Dennis Cooper: Ich weiß, dass die Leute eine vorgefertigte Vorstellung davon haben, was ein „Dennis Cooper“-Roman ist. Seit ich angefangen habe, wurde ich so ziemlich in die Kategorie „böser Junge“, „enfant terrible“ eingeordnet. Aber ich sehe mich natürlich nicht als Autor, der diese Rolle spielt oder der einen bestimmten Kontext hat, in dem ich arbeite. Ich bin kein Genreschreiber, ich bin ein Experimentator. Also fühle ich mich von dieser Erwartung nicht eingeschränkt. Ich denke einfach nicht darüber nach oder befasse mich mit dem, was die Leute von mir erwarten.
Vor God, jr. hatte ich mich schon lange dafür interessiert, was für einen Roman ich schreiben würde, wenn ich Sex und queere Charaktere und sexuelles Verlangen als Antrieb ausschließe. Ich bin auch ein großer Fan von Videospielen. Ich habe viel über Räumlichkeit und erzählerische Möglichkeiten aus der Art und Weise gelernt, wie Videospiele aufgebaut sind und aus der getriebenen, aber frei schwebenden Erfahrung, die sie den Spielern bieten. Also habe ich mich bei God Jr. entschieden, diesen Bereich bewusst zu erkunden und das hat mich so begeistert, dass ich das triebhafte Material, mit dem ich normalerweise arbeite, nicht für nötig hielt. In diese Richtung hatte ich mich bereits mit dem Vorgängerroman Mein loser Faden bewegt, wo die Konzentration auf Sex/Gewalt auf explizite Weise bereits verringert wurde. Ich bin immer noch ziemlich stolz auf God Jr. Ich denke, der letzte Abschnitt dieses Romans ist wahrscheinlich das Beste, was ich je geschrieben habe. Es ist interessant für mich, dass damals Leute, die an meiner Arbeit beteiligt waren, wie mein Agent und Verleger und so weiter, mir lange gesagt hatten, dass der einzige Grund, warum meine Arbeit nicht wirklich erfolgreich und von den Kritikern gelobt wurde, meine schwierigen Themen sein. Sie glaubten, dass God, Jr. mein Durchbruch sein würde, obwohl das natürlich nicht der Fall war. Ich war damals schon zu sehr durch den Ruf meiner vorherigen Arbeit stigmatisiert, also hat God, Jr. nur die Leute verwirrt, die dachten, sie würden mich verstehen.
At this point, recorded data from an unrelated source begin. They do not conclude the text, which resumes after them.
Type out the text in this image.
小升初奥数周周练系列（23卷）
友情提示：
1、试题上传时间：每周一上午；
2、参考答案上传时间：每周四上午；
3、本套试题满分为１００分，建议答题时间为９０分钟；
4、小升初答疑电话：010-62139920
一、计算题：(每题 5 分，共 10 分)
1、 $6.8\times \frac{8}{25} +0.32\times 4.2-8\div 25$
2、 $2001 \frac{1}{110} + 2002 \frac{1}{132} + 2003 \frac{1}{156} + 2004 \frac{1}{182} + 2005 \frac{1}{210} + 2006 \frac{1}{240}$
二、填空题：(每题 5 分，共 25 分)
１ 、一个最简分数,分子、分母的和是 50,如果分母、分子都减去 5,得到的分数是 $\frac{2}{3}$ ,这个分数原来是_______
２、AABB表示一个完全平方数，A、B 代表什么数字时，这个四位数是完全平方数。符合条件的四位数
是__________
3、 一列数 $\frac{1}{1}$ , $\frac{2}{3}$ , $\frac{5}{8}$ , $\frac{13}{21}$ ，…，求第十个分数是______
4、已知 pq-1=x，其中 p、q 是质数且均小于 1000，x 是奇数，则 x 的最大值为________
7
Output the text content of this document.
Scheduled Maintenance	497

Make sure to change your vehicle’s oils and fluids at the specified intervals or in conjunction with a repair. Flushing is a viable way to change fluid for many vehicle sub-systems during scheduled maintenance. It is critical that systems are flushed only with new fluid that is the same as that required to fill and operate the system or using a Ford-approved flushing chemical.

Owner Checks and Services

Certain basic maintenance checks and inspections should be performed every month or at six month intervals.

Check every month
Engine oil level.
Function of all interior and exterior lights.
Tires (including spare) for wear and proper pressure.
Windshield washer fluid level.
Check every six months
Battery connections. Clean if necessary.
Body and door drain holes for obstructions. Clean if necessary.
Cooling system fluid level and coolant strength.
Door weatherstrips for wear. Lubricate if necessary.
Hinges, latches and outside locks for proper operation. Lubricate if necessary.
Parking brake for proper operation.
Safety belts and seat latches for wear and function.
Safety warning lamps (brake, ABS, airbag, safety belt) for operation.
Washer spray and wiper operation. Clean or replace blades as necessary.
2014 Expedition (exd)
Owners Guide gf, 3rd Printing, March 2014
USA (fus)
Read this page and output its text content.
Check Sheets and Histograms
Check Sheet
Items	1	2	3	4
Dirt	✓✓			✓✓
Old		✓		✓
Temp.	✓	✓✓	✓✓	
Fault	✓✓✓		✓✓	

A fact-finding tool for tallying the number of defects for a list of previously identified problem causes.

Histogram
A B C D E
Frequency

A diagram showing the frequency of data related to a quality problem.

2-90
Um auf Die Schlampen zurückzukommen: Als der Roman ursprünglich veröffentlicht wurde, steckte Facebook noch in den Kinderschuhen und Fake News als Begriff war noch nicht einmal am Horizont. Man kann also behaupten, der Roman ist sehr gut gealtert. Die Schlampen besteht aus Online-Rezensionen und Chats auf schwulen Message Boards und Dating-Sites. Wir wissen nicht, wer oder wie viele sprechen. Es gibt keine „Wahrheit“, nur Gerüchte und Fantasien, die irgendwie außer Kontrolle geraten. Da Die Schlampen älter als die sozialen Medien ist und das, was sie meiner Meinung nach dem öffentlichen Diskurs angetan haben, in dieser Erzählung praktisch vorweggenommen wurde, frage ich mich, inwieweit (wenn überhaupt) sich seitdem deine Einstellung zum Internet geändert hat und ob sich irgendetwas an Die Schlampen veraltet anfühlt, da die Erzählung in einem Medium spielt, das sich oberflächlich betrachtet ziemlich verändert hat?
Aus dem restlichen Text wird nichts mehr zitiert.